Method of Least Squares

Now we begin to explore the question, “Can knowledge of population help us understand sales?” To respond to this question, we identify sales as the response, or dependent, variable. The population variable, which is used to help understand sales, is called the explanatory, or independent, variable.

Suppose that we have available the sample data of fifty sales $\{y_1, \ldots, y_{50} \}$ and your job is to predict the sales of a randomly selected ZIP code. Without knowledge of the population variable, a sensible predictor is simply $\overline{y}=6,495$, the average of the available sample. Naturally, you anticipate that areas with larger populations will have larger sales. That is, if you also have knowledge of population, then can this estimate be improved? If so, then by how much?

To answer these questions, the first step assumes an approximate linear relationship between x and y. To fit a line to our data set, we use the method of least squares. We need a general technique so that, if different analysts agree on the data and agree on the fitting technique, then they will agree on the line.
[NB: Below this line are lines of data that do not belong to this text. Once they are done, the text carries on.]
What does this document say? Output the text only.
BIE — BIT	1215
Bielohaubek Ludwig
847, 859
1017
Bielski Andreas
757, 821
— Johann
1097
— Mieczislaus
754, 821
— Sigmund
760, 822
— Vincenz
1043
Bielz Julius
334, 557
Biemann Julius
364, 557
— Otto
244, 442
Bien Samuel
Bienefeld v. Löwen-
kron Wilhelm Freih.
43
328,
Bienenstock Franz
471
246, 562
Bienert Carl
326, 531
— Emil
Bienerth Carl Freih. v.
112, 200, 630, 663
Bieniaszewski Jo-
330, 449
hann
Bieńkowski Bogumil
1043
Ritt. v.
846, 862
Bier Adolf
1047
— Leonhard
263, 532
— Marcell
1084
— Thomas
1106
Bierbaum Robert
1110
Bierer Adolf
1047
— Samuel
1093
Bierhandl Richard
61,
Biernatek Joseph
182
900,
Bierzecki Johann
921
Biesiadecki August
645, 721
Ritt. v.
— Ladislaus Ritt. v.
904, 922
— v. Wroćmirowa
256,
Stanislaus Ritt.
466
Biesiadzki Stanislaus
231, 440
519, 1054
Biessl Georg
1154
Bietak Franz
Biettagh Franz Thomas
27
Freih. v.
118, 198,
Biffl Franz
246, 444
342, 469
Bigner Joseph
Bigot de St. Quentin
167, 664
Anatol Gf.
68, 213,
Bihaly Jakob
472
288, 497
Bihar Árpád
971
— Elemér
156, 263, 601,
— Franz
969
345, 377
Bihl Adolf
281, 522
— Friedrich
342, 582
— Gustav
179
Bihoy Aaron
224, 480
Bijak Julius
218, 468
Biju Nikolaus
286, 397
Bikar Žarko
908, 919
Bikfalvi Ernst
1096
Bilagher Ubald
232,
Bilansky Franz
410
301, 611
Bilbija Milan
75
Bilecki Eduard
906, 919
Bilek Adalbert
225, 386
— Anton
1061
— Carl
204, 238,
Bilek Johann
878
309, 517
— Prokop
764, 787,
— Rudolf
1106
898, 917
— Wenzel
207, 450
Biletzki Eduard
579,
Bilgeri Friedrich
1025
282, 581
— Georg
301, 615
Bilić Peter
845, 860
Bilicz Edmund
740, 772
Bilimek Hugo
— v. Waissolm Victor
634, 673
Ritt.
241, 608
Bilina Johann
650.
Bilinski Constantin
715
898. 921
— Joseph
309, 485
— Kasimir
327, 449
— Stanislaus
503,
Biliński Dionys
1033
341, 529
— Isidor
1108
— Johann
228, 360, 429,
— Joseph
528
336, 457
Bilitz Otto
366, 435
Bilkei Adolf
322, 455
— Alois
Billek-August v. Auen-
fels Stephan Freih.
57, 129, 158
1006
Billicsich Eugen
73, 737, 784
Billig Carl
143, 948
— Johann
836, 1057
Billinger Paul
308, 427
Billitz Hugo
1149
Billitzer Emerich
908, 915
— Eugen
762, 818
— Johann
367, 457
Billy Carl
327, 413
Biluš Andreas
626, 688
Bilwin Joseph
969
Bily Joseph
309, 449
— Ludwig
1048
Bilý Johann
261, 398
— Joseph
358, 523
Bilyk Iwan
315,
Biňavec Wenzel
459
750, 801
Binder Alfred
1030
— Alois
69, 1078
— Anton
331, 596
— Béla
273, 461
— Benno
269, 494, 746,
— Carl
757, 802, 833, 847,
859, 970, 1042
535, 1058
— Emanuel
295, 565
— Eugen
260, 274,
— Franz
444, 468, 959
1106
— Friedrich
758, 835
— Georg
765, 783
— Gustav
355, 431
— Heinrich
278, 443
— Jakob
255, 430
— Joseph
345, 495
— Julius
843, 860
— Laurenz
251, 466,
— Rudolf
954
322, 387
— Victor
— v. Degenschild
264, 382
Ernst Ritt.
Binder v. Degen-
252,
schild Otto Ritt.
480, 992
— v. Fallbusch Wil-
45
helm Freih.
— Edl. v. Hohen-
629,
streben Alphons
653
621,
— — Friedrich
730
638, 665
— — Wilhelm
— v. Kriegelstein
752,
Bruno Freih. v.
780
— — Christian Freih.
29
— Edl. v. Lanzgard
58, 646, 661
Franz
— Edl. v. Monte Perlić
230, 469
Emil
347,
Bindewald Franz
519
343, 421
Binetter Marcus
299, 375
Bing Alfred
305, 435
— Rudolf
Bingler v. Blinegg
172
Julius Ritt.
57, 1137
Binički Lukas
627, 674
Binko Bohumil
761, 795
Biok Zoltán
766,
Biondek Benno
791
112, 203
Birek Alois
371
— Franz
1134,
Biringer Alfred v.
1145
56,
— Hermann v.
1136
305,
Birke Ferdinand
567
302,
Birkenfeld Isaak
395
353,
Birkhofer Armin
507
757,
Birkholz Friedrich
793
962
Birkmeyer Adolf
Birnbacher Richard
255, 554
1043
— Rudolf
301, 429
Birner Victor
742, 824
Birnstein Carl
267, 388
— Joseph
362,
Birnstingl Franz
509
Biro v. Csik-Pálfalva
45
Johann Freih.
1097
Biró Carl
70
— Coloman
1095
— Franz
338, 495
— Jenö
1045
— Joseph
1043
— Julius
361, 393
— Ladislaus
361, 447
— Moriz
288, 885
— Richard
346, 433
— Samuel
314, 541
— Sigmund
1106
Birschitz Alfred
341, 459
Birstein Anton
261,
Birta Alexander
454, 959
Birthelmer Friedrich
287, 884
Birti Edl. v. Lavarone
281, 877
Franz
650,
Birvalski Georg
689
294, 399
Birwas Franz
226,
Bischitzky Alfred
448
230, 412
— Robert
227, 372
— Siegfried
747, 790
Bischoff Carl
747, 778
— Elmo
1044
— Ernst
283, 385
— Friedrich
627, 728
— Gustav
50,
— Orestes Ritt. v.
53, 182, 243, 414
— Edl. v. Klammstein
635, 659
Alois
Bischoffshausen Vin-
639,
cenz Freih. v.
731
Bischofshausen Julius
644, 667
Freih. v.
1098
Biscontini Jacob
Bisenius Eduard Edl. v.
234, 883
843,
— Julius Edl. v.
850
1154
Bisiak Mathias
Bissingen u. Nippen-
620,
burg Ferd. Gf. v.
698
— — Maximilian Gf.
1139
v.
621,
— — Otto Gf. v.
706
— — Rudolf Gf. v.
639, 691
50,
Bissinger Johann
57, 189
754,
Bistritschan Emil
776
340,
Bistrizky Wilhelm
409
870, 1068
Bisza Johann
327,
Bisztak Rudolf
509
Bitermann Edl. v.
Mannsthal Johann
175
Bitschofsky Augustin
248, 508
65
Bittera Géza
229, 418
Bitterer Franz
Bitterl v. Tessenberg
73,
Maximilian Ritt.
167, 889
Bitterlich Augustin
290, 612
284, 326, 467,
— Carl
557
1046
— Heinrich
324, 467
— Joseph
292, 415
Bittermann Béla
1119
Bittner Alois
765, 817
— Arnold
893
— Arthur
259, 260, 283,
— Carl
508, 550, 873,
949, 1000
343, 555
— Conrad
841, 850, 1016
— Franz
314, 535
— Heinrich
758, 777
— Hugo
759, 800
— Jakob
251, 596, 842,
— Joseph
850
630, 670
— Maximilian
If different analysts fit a data set using eyeball approximations, in general they will arrive at different lines, even using the same data set.

The method begins with the line $y=b_0^{\ast}+b_1^{\ast}x$, where the intercept and slope, $b_0^{\ast}$ and $b_1^{\ast}$, are merely generic values. For the $i$th observation, $y_i-\left( b_0^{\ast}+b_1^{\ast} x_i \right)$ represents the deviation of the observed value $y_i$ from the line at $x_i$. The quantity $SS(b_0^{\ast},b_1^{\ast}) = \sum_{i=1}^{n} \left( y_i- \left( b_0^{\ast}+b_1^{\ast}x_i \right) \right) ^{2}$ represents the sum of squared deviations for this candidate line. The least squares method consists of determining the values of $b_0^{\ast}$ and $b_1^{\ast}$ that minimize $SS(b_0^{\ast},b_1^{\ast})$. This is an easy problem that can be solved by calculus, as follows. Taking partial derivatives with respect to each argument yields $\frac{\partial }{\partial b_0^{\ast}} SS(b_0^{\ast},b_1^{\ast})$ $=\sum_{i=1}^{n}(-2)\left( y_i-\left( b_0^{\ast}+b_1^{\ast}x_i \right) \right)$ and $\frac{\partial }{\partial b_1^{\ast}} SS(b_0^{\ast},b_1^{\ast})$ $=\sum_{i=1}^{n}(-2x_i)\left( y_i-\left( b_0^{\ast}+b_1^{\ast}x_i \right) \right)$. The reader is invited to take second partial derivatives to ensure that we are minimizing, not maximizing, this function. Setting these quantities equal to zero and canceling constant terms yields $\sum_{i=1}^{n} \left( y_i- \left( b_0^{\ast}+b_1^{\ast}x_i \right) \right) =0$ and $\sum_{i=1}^{n} x_i \left( y_i-\left( b_0^{ast}+b_1^{ast} x_i \right) \right) =0,$ which are known as the normal equations. Solving these equations yields the values of $b_0^{\ast}$ and $b_1^{\ast}$ that minimize the sum of squares, as follows.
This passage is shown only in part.